Une quinzaine d’associations ont demandé le 17 mai l’interdiction de l’ionisation des aliments, aux côtés d’Yves Cochet, député Vert, qui a présenté une proposition de résolution en vue de créer une commission d’enquête sur « l’impact des denrées traitées par radiations ionisantes ». Des analyses ont montré que l’ionisation détruit une part importante des vitamines et fait apparaître des composés dangereux dans les aliments. Des études sur l’animal révèlent un impact négatif sur la santé.

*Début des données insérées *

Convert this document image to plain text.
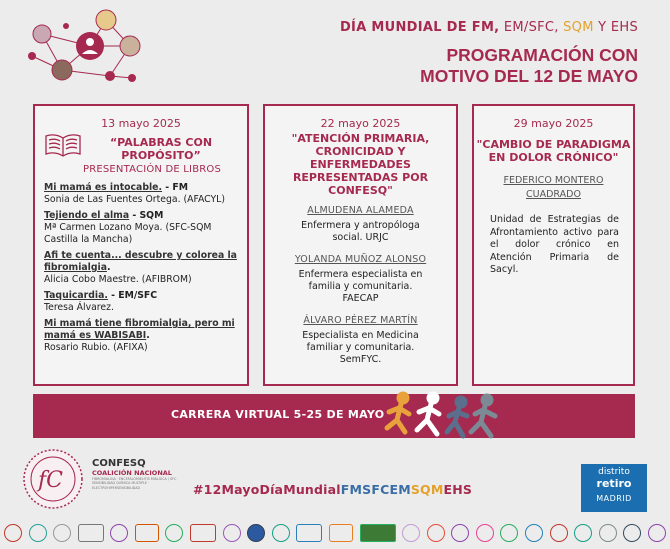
DÍA MUNDIAL DE FM, EM/SFC, SQM Y EHS
PROGRAMACIÓN CON
MOTIVO DEL 12 DE MAYO
13 mayo 2025
“PALABRAS CON
PROPÓSITO”
PRESENTACIÓN DE LIBROS
Mi mamá es intocable. - FM
Sonia de Las Fuentes Ortega. (AFACYL)
Tejiendo el alma - SQM
Mª Carmen Lozano Moya. (SFC-SQM Castilla la Mancha)
Afi te cuenta... descubre y colorea la fibromialgia.
Alicia Cobo Maestre. (AFIBROM)
Taquicardia. - EM/SFC
Teresa Álvarez.
Mi mamá tiene fibromialgia, pero mi mamá es WABISABI.
Rosario Rubio. (AFIXA)
22 mayo 2025
"ATENCIÓN PRIMARIA,
CRONICIDAD Y ENFERMEDADES
REPRESENTADAS POR
CONFESQ"
ALMUDENA ALAMEDA
Enfermera y antropóloga
social. URJC
YOLANDA MUÑOZ ALONSO
Enfermera especialista en
familia y comunitaria.
FAECAP
ÁLVARO PÉREZ MARTÍN
Especialista en Medicina
familiar y comunitaria.
SemFYC.
29 mayo 2025
"CAMBIO DE PARADIGMA
EN DOLOR CRÓNICO"
FEDERICO MONTERO
CUADRADO
Unidad de Estrategias de Afrontamiento activo para el dolor crónico en Atención Primaria de Sacyl.
CARRERA VIRTUAL 5-25 DE MAYO
fC
CONFESQ
COALICIÓN NACIONAL
FIBROMIALGIA · ENCEFALOMIELITIS MIÁLGICA / SFC · SENSIBILIDAD QUÍMICA MÚLTIPLE · ELECTROHIPERSENSIBILIDAD	#12MayoDíaMundialFMSFCEMSQMEHS
distrito
retiro
MADRID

Le traitement par ionisation consiste à soumettre les aliments à une source électrique (électrons accélérés) ou radioactive (cobalt 60) en vue de détruire les bactéries et de bloquer la germination pour prolonger la vie des aliments. Des analyses montrent que ce traitement détruit une part importante des vitamines et augmente la part des radicaux libres des aliments. Il favorise encore l’apparition de composés dangereux pour la santé, ont expliqué plusieurs associations de consommateurs. D’autre part, l’ionisation n’est pas un procédé indispensable à la conservation, elle est souvent utilisée pour pallier des défauts d’hygiène dans les pays en voie de développement.
« Par ce procédé, on détruit les bactéries mais pas les toxines qu’elles ont produites et qui restent dans les aliments », explique François Veillerette, président du Mouvement pour le droit et le respect des générations futures (MDRGF).

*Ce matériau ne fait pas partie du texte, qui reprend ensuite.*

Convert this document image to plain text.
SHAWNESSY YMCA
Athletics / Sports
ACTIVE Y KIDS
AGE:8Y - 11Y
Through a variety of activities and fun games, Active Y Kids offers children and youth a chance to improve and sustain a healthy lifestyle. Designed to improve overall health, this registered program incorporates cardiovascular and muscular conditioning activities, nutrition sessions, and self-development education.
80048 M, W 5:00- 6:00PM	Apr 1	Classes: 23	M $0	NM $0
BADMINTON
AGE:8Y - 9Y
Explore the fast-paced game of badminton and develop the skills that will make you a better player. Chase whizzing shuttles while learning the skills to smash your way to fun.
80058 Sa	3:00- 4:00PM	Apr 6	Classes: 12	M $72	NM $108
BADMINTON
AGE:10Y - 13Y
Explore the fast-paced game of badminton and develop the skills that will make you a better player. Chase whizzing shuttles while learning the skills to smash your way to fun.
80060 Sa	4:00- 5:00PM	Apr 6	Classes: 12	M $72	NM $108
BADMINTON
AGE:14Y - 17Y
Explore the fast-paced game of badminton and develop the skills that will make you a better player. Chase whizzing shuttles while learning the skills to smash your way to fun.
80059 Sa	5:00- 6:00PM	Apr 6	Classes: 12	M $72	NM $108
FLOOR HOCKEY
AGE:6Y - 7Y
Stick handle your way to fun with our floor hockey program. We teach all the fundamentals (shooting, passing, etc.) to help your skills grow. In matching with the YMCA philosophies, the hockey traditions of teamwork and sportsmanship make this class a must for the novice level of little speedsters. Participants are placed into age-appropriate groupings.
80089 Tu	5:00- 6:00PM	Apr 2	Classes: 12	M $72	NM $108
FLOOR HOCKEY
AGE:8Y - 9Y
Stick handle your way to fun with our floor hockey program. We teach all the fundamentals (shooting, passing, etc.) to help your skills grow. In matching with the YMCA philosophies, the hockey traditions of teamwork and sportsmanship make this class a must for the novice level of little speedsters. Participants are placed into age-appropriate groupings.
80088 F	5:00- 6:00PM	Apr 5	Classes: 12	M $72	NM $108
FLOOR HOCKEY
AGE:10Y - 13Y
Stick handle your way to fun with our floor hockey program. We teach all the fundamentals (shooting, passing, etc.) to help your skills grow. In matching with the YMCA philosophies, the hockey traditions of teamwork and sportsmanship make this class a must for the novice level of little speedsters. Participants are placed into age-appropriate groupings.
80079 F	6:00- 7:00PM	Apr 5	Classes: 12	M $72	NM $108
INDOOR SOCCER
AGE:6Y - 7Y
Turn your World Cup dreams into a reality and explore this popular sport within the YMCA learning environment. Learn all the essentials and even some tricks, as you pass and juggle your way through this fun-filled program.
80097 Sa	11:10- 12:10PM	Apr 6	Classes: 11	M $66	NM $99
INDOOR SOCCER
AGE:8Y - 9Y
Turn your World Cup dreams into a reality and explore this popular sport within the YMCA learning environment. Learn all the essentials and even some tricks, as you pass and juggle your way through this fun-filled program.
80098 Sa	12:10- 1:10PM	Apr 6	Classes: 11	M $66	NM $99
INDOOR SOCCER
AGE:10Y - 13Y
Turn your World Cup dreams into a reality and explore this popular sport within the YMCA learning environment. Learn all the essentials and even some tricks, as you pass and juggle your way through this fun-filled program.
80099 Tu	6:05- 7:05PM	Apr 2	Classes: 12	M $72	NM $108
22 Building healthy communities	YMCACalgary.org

Peu d’études et peu de contrôles
Les associations de consommateurs rappellent que l’OMS avait programmé en 1961, pour connaître les effets de l’ionisation, une série d’études qui n’ont pas été réalisées (impact sur les protéines, les matières grasses, les hydrates de carbonne…). Cependant, plusieurs études ont mis en évidence des problèmes de santé graves chez les animaux nourris avec des aliments ionisés.

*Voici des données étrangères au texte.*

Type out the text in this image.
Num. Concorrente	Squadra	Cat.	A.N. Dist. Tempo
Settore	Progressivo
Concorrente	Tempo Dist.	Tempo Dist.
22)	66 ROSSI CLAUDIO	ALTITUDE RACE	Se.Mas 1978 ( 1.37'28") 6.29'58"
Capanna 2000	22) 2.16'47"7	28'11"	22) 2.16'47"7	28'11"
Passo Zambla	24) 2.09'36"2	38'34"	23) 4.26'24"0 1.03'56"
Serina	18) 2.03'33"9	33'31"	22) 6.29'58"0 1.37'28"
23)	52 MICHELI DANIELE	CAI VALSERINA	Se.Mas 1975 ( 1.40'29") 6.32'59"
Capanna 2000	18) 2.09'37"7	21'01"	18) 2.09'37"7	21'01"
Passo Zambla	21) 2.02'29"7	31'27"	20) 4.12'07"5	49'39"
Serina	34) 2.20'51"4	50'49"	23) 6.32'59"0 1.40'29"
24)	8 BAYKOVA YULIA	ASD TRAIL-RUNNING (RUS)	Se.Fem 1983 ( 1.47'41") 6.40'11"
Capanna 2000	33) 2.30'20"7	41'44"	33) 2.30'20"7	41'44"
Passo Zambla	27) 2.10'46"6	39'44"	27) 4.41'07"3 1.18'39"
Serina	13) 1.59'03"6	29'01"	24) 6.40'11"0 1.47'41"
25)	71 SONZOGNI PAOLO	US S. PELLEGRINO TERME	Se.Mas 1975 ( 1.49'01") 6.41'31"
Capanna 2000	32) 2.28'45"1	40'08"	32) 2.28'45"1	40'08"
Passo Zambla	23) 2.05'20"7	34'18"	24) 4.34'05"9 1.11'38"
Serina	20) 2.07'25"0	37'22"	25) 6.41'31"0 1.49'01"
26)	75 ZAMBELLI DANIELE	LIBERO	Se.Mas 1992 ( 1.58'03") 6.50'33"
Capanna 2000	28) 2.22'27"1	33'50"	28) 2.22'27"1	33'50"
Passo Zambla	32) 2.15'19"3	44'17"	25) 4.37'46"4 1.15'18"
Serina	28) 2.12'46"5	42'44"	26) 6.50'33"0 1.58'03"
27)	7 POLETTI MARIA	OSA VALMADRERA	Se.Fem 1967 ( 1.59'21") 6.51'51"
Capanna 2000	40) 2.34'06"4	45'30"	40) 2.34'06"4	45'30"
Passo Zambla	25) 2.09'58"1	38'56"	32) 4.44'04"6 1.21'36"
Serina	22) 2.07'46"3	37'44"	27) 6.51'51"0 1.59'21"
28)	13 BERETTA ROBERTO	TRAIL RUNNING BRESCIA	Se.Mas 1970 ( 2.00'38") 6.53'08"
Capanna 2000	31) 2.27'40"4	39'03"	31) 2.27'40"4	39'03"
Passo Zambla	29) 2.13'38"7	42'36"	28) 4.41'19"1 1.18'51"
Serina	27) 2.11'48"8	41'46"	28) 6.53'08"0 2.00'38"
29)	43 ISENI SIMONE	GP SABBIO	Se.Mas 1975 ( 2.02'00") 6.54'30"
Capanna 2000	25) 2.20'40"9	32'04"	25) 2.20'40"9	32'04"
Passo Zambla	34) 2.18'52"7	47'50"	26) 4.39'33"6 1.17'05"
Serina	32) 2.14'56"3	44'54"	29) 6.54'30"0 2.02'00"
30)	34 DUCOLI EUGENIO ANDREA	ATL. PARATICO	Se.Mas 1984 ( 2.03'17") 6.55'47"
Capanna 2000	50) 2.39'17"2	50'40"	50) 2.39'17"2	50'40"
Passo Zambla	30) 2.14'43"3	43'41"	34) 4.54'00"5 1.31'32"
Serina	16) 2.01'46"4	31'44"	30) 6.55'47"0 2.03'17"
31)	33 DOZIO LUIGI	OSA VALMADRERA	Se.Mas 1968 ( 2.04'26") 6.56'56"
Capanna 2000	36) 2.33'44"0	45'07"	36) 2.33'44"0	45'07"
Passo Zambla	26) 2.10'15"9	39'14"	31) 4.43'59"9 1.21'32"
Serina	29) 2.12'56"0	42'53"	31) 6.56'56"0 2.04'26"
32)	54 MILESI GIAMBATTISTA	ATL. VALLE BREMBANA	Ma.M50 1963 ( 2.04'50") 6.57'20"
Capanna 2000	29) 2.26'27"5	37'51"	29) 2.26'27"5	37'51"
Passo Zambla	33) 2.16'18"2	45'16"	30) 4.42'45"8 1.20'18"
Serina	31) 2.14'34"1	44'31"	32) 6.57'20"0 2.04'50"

Actuellement en France, 16 catégories d’aliments peuvent être traités par ionisation (ail, oignon, légumes et fruits secs, flocons et germes de céréales, volailles…). L’étiquetage doit mentionner ce traitement. Mais peu de contrôles sont exercés (4 contrôles en France en 2002 contre 3 500 en Allemagne et 6 000 dans l’UE). D’autre part, la plupart des aliments ionisés sont importés de pays où l’étiquetage n’est pas obligatoire, ce qui rend difficile la connaissance des quantités d’aliments traités consommés en France. Le problème devrait s’accroître car une nouvelle norme du Codex alimentarius autorise désormais ce traitement pour un grand nombre d’aliments. Cette norme pourrait être imposée à l’Europe via l’OMC (une demande a été formulée en ce sens par un pays tiers). Des pays en voie de développement s’équipent déjà d’unités d’ionisation (Brésil, Afrique du Sud, Thaïlande, Philippine…).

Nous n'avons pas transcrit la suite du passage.